We here at Indiana Adoption Program love adoption. We love adoptees, adoptive parents, adoption case managers, adoption agencies – you name it. We like to celebrate adoptions – the ones we’ve helped facilitate, the ones we hear about on the news or social media, the ones that have helped make our families and friends’ families. Adoptions of infants? Love ‘em. Adoptions of siblings? Oh yeah! Adoptions of teens who are near to aging out of foster care? Really love ‘em. We love adoption because we believe in family, and in the importance of every child having a place to call home, a person to call theirs, a place to “land.”
But – full disclosure: we are not adoptees. Some of us have adopted children from foster care. Some of us went from being an only child to being one of six when our parents adopted a sibling group. Many of us have friends who have adopted internationally. We delight in celebrating families and the many ways they can take shape. Sometimes, though, it’s easy to get into a celebratory mood – especially during National Adoption Month – and forget that adoption is not all about celebrating.
And let’s be honest: adoption is hard. Adoptive parents know this: it’s a lot of uncertainty, unknowns, and what-if’s. It’s people in your home asking questions about your upbringing, relationships, finances and communication styles. It’s a perpetual lesson in patience. And you can get lost under the mountains of paperwork. Adoption can mean adjusting your parenting style for a child who brings with her some very intimate experiences of grief and loss. It can mean re-learning what you thought you knew about child development, adolescence, parent-child communication, and attachment. It’s exciting and scary and exhilarating and exhausting.
If adoption is sometimes taxing on adoptive parents – imagine what it feels like to an adoptee. On the one hand, a child gains a family. YAY! On the other hand, the child only needs that family because they have lost their family of origin. Not so yay. Children adopted as infants may never meet their biological parents or grandparents, and may always wonder if there’s anyone else out there who looks like them, has their laugh, or shares their facial features. If a child is adopted from foster care, there’s a good chance that she’s been in multiple foster homes…or has gotten her hopes up about being able to go home to her biological family, only to find out that’s not possible…or has had to say goodbye to her friends and teachers and pets, over and over again.

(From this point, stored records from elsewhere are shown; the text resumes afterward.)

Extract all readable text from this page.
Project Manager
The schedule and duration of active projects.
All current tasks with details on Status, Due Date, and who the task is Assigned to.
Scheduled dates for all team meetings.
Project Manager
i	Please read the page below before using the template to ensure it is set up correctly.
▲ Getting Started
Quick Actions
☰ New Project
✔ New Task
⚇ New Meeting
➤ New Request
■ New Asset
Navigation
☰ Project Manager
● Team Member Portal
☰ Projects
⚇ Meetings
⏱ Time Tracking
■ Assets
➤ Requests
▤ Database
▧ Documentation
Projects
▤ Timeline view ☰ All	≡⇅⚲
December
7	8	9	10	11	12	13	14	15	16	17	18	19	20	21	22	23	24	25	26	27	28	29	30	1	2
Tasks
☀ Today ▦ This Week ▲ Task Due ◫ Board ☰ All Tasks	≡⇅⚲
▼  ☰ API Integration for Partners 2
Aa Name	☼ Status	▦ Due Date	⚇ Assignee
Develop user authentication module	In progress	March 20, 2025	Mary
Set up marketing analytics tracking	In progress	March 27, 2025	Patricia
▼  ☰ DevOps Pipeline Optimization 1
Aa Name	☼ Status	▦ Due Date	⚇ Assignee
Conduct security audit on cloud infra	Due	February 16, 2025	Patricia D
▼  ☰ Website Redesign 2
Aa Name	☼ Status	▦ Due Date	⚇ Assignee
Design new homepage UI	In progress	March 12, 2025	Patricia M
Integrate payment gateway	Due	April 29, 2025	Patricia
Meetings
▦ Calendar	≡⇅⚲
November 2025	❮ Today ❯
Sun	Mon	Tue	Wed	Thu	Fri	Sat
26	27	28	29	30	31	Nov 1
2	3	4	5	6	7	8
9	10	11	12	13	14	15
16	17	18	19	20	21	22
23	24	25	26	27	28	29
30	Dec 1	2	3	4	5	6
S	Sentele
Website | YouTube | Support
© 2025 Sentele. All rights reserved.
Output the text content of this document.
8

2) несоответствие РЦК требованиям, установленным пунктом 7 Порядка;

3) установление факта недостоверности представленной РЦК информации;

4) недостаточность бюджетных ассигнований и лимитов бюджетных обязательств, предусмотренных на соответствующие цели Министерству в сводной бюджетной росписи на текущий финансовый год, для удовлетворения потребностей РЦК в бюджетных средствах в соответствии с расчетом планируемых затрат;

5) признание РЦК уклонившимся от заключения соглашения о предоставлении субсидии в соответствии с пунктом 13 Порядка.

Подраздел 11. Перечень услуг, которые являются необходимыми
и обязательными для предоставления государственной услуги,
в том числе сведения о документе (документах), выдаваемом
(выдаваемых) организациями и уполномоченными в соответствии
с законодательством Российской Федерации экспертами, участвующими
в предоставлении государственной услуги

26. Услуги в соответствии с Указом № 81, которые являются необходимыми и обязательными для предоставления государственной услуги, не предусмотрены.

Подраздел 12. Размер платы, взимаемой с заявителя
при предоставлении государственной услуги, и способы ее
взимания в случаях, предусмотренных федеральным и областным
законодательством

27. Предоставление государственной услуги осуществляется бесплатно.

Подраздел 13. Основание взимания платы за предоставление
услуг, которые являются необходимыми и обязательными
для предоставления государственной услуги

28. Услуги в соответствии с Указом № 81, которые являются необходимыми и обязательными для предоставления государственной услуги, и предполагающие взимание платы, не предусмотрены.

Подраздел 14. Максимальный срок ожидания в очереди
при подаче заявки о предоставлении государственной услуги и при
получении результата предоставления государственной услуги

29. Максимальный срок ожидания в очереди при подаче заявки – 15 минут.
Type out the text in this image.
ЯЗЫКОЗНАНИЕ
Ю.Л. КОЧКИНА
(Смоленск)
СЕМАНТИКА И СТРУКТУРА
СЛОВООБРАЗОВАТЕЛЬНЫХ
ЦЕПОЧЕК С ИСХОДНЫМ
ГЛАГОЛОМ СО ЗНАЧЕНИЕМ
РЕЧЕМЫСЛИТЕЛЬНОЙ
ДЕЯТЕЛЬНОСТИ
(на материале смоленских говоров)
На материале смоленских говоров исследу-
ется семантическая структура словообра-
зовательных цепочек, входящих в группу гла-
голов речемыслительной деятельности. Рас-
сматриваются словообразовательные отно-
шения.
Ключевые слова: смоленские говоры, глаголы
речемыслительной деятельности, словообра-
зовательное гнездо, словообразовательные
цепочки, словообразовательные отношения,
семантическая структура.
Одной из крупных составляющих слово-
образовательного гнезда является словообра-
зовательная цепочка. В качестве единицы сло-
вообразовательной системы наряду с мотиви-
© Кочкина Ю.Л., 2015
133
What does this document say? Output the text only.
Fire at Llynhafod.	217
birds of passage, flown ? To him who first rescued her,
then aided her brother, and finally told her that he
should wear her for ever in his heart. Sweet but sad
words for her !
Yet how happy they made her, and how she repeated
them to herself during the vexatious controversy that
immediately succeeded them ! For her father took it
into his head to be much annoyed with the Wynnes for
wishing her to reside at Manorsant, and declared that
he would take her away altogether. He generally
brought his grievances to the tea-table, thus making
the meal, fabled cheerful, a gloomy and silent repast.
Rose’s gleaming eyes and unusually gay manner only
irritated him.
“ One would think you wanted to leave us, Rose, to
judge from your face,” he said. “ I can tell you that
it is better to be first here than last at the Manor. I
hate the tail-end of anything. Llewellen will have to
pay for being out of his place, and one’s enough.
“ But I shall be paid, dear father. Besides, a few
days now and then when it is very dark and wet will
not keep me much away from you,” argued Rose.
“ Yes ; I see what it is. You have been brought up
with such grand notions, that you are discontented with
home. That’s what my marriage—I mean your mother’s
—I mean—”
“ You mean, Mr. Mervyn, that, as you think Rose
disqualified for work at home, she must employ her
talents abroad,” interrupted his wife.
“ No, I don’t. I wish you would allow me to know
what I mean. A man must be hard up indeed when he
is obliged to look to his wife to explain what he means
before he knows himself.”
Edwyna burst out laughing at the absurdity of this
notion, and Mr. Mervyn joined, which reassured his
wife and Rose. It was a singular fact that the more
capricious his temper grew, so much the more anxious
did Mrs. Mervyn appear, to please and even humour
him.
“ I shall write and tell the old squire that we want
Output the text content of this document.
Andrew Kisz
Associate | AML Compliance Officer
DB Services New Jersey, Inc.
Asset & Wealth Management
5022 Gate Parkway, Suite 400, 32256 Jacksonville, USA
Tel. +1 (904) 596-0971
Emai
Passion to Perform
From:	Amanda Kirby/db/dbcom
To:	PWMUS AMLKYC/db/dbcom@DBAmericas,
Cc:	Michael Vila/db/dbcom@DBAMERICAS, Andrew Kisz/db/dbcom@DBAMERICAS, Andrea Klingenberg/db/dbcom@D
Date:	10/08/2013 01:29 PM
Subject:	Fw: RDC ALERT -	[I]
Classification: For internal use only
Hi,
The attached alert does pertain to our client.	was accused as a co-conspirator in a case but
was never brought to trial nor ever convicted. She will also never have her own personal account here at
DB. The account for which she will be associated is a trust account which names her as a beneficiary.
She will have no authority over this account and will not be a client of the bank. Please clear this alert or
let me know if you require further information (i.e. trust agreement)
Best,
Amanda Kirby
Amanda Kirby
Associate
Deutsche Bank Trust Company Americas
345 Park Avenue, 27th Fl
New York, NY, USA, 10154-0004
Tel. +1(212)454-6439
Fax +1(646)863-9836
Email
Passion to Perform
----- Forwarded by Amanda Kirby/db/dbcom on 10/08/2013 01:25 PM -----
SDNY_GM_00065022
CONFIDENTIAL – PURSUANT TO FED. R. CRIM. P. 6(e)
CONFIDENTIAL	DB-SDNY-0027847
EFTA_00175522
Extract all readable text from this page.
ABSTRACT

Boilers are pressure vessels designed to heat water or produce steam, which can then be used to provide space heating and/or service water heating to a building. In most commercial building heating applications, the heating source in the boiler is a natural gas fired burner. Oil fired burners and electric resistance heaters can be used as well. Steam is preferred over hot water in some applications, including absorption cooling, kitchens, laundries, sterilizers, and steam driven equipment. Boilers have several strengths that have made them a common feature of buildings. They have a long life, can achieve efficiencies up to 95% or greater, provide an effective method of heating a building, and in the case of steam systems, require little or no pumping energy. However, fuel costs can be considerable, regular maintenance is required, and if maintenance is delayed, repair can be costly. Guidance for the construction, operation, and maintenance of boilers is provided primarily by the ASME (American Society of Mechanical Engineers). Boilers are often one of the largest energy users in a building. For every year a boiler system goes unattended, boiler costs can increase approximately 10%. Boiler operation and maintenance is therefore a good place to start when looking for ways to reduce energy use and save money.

If a child is adopted from foster care, he may have had to say goodbye not only to his parents, but also siblings and grandparents. He may have had a favorite stuffed animal that has been lost in the transition from one home to another. He may be behind in school, not because he’s not trying, but because he’s changed schools three times in just a year.
All of those experiences contribute to some very big feelings that adoptees may not be able to articulate; or if they can, they may not want to – and they certainly may not be up for celebrating their adoption for a whole month. So what can we do to acknowledge the intertwined grief and hope in the adoptee experience? How can we make sure we’re creating an environment where adoptees feel seen and validated?

Acknowledge the conflicting emotions that many adoptees grapple with. One adoptive mom tells of how her young daughter will sometimes say, “I loved the day I got to have the same last name as you.” And just as often, sometimes only a few minutes later, she will also say, “I wish you had never adopted me because then I could live with Mommy K and my brothers and we would be happy.” That child is learning how to be an adoptee and adjust to a new family while not feeling “disloyal” to her birth family.
Be respectful of the adoptee’s need to have a connection to their birth family and their past. It doesn’t mean that they don’t love their forever family. It just means that they love their biological family too.
Be aware of the power of language. How we talk about adoption matters. Talking only about the warm and fuzzy parts of the adoption journey diminishes the adoptee’s experience. Their life before adoption matters. How we talk about it is important – and creating a safe space where they can talk about it is just as important.